L’AUTRE MONDE - de Gilles Marchand
France - Couleur, 1h44 - 2009.
Avec : Grégoire Leprince-Ringuet, Pauline Etienne, Louise Bourgoin, Melvil Poupaud.

Fantastique : Gaspard et Marion vont tout à fait par hasard trouver un téléphone portable dans une cabine de plage et recevoir le message d’une jeune femme surnommée Sam. A partir de là, Gaspard va réellement faire la connaissance de cette Sam qui, en vérité s’appelle Audrey. Après le suicide raté de cette dernière en compagnie d’un autre homme, il va être fasciné et obsédé par la nana - Louise Bourgoin pour tout dire, toujours aussi bien roulée. Audrey veut absolument se suicider à nouveau en mourant en compagnie d’un bonhomme. Gaspard risque d’être l’heureux élu. D’autant qu’il s’isole peu à peu, oubliant sa copine Marion et le monde réel dans l’ensemble. Audrey et lui vont communiquer via un jeu internet : Black Hole. Ce jeu permet aux participants d’être représentés par des avatars de leur propre personne et finit par rendre dingo Gaspard, après avoir lobotomisé la cervelle de la jolie poupée... Au fil du film, l’histoire est de plus en plus mal ficelée voire abracadabrante. Nous allons découvrir que c’est l’horrible frangin d’Audrey qui tire les ficelles en magouillant des entreprises foldingues. Primo, le mélange réel/virtuel n’est pas très convaincant; secundo, côté interprétation, il n’y a que Pauline Etienne (Marion) qui tire son épingle du jeu; Louise Bourgoin manque de classe et d’élégance pour fasciner également le spectateur et le rôle l’oblige à rester absente et ne rien exprimer; quant à Melvil Poupaud dans la peau d’un méchant, il est aussi grotesque qu’un morveux qui se la joue et à qui il suffirait d’une pichenette pour qu’il appelle sa maman; de même que Poupaud, Leprince-Ringuet dit son texte à la sulfateuse façon Truffaut/Téchiné. C’est une suite de taratatatananat, brrrroum, tarasiscota etc... de la manière la plus monocorde qui soit et pas très compréhensible ! Dans le jargon du métier, on appele cela se débarrasser de son texte. Cela fait partie, paraît-il du “code de jeu” actuel - et ce, depuis pas mal d’années déjà. Quel code de jeu ? En revanche, le film est techniquement bien réalisé. C’est tout de même nettement insuffisant.

 


LA DAME DE TREFLE - de Jérôme Bonnell
France - Couleur, 1h40 - 2009.
Avec : Malik Zidi, Florence Loiret Caille, Jean-Pierre Darroussin, Marc Barbé, Marc Citti.

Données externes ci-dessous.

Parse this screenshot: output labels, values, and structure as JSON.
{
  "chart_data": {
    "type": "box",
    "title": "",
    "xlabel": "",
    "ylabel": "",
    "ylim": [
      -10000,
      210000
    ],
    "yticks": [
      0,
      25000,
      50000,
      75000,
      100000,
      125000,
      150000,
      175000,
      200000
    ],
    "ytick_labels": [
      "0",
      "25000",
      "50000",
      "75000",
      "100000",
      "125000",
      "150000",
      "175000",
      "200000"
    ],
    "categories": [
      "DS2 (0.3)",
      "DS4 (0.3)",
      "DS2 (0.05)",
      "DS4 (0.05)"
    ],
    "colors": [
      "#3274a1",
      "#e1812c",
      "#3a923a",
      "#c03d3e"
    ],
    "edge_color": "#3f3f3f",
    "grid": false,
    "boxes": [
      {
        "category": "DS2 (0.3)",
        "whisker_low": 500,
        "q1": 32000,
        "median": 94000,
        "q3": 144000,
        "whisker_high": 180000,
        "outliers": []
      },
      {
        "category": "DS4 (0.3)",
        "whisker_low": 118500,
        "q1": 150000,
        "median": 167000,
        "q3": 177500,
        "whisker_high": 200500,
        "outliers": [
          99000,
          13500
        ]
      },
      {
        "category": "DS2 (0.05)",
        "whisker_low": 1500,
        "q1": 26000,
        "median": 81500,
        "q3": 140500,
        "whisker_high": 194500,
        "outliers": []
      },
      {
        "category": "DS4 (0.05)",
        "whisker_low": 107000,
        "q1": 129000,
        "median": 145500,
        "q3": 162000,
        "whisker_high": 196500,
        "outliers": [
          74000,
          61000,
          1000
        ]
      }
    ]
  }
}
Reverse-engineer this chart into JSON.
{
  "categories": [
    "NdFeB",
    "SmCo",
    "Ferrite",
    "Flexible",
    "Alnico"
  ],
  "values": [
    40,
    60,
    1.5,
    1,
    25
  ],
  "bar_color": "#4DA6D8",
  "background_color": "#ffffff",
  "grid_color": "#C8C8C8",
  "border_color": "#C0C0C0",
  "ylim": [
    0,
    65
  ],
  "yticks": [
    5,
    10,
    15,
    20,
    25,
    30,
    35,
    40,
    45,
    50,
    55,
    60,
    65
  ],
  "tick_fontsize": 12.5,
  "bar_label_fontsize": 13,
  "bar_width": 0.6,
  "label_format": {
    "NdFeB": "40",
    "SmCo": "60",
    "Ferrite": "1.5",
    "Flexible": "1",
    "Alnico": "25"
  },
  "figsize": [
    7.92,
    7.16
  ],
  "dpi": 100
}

Policier : Je n’attendais rien de ce film. Erreur. Il s’agit encore d’une belle surprise. Bonnell nous démontre avec ce film que lorsque l’on veut être original et insolite, on le peut. Le réalisateur voulait dès le départ changer de direction et s’attaquer au genre polar. Selon ses propres dires, il s’est vite rendu compte qu’il avait surtout envie de raconter des personnages. Et des personnages, il y en a dans ce film très réussi. Nous avons tout d’abord, Aurélien (Malik Zidi) et Argine (Florence Loiret Caille), frère et soeur qui vivent ensemble depuis toujours. En toute fraternité et sororité, n’y voyez rien de tordu; cependant, c’est déjà une situation inhabituelle. Vous ajoutez Loïc le déjanté cradingue (Marc Barbé) et le trafiquant en cavale méchant comme une teigne, Simon (Darroussin).... et vous avez un carré d’as ! Mais, il y a toutefois une intrigue. Simple comme bonjour. Le gars Simon, qui trafique du métal volé est dans la mouise suite à un “accident de travail”. Il a le feu aux fesses et il vient tanner Aurélien - son complice occasionnel - pour qu’il lui trouve une somme de pognon assez rondelette et le pousse à vendre d’urgence une réserve de ferraille dûment planquée. D’un autre côté, t’as la frangine Argine, nana complètement jetée de la tête, qui picole dans les rades et change d’amant comme on change de chaussettes (quand on est propre). La situation est immédiatement tendue entre Simon et Aurélien et va continuer à se tendre crescendo. Jusqu’où ? (Le film étant sorti en janvier de cette année, il ne reste plus que la solution DVD pour le savoir). Je me dois d’insister sur la qualité d’interprétation dans ce film. Florence Loiret Caille, encore peu connue, ne joue même plus la comédie dans son rôle de fêlée, alcoolo, à la vie pour le moins dissolue - ou plutôt bordélique. Elle est au top, elle nous remue cervelle et tripes, elle est géniale ! Darroussin est si fébrile, méchant et violent... qu’il fait carrément peur. Quant à Marc Barbé, il est délicieusement ignoble. N’oublions pas Malik Zidi, largement plus que correct. Je salue la démarche et le travail de Bonnell.

 


D’AMOUR ET D’EAU FRAÎCHE - de Isabelle Czajka.
France - Couleur, 1h30 - 2009.
Avec : Anaïs Demoustier, Pio Marmaï, Laurent Poitrenaux, Christine Brücher.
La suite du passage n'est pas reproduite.